Pointing out that coronary angiography can be performed by entering the groin vein (femoral artery) or wrist (radial artery) in order to view the heart vessels. Dr. Çetin shared the following information:
“Local anesthesia is applied to the venipuncture site and a sheath is placed into the vein, this procedure may be slightly painful. Subsequent procedures are painless. With the catheter (thin plastic tube 1.5 – 2 mm.) Entered through the vein sheath, the veins that feed the heart are reached. By injecting opaque material (dye) to the coronary vessels through the catheter, the film of the coronary vessels is taken. “
Explaining that the angiography from the inguinal vein (femoral artery) requires staying in bed for at least 4-6 hours after the procedure and the vascular problems are more than the arm, Prof. Dr. Çetin said, “However, it is an advantage that the groin vessel is larger in order to perform some complex balloon-stent procedures.”
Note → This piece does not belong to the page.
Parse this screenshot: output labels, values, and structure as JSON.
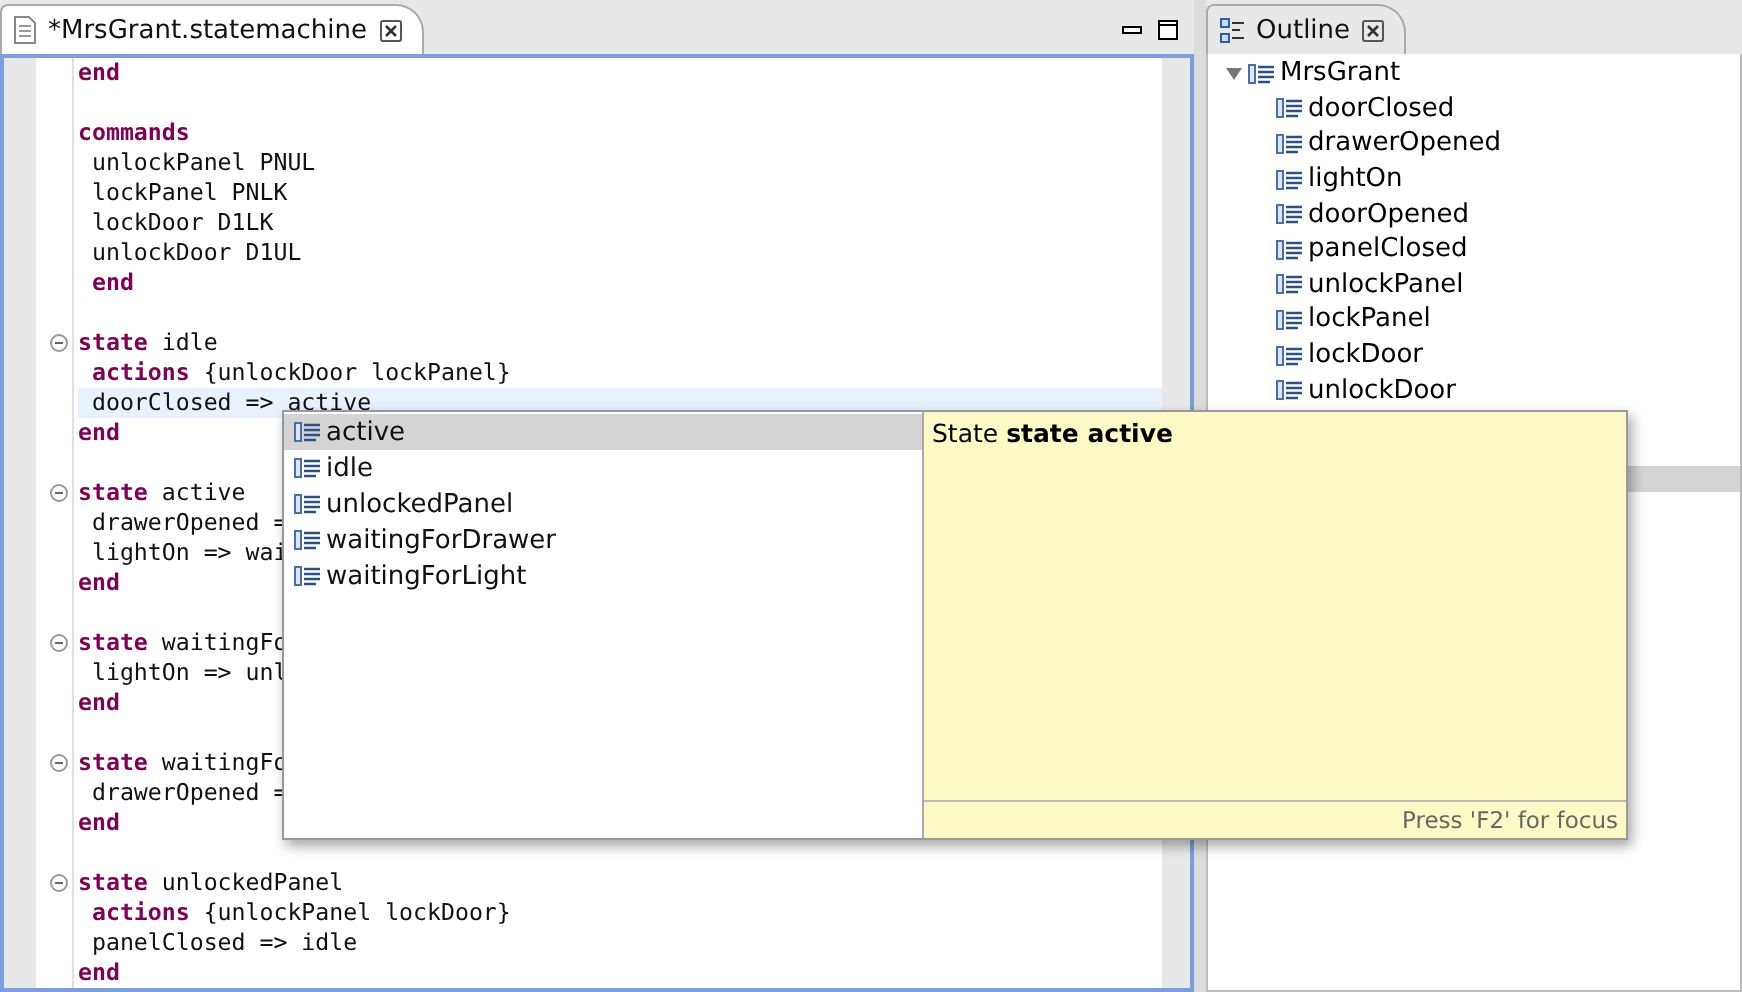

Reminding that the angiography in the arm is performed by entering the wrist vein, Prof. Dr. Çetin continued as follows:
“Arm angiography is superior to groin angio in terms of patient comfort. After arm angiography, the patient can stand up immediately. The probability of angio-related problems in the wrist vein is much lower. Apart from this, the thumb (snuff box-snuff box) approach, which has been defined very recently and has become increasingly popular, and which we apply in our hospital, has many advantages over traditional radial (arm) access. In this approach, since the patient holds his arm in a more comfortable position, the procedure is more comfortable for both the patient and the operator. “
WHICH METHOD SHOULD BE PREFERRED?
Underlining that which of these methods will be better for the patient depends on the procedure to be performed, Prof. Dr. Çetin said, “Before angiography, the doctor and the patient should decide together whether it will be done in the groin or in the arm, depending on the patient’s condition and the procedure to be performed.”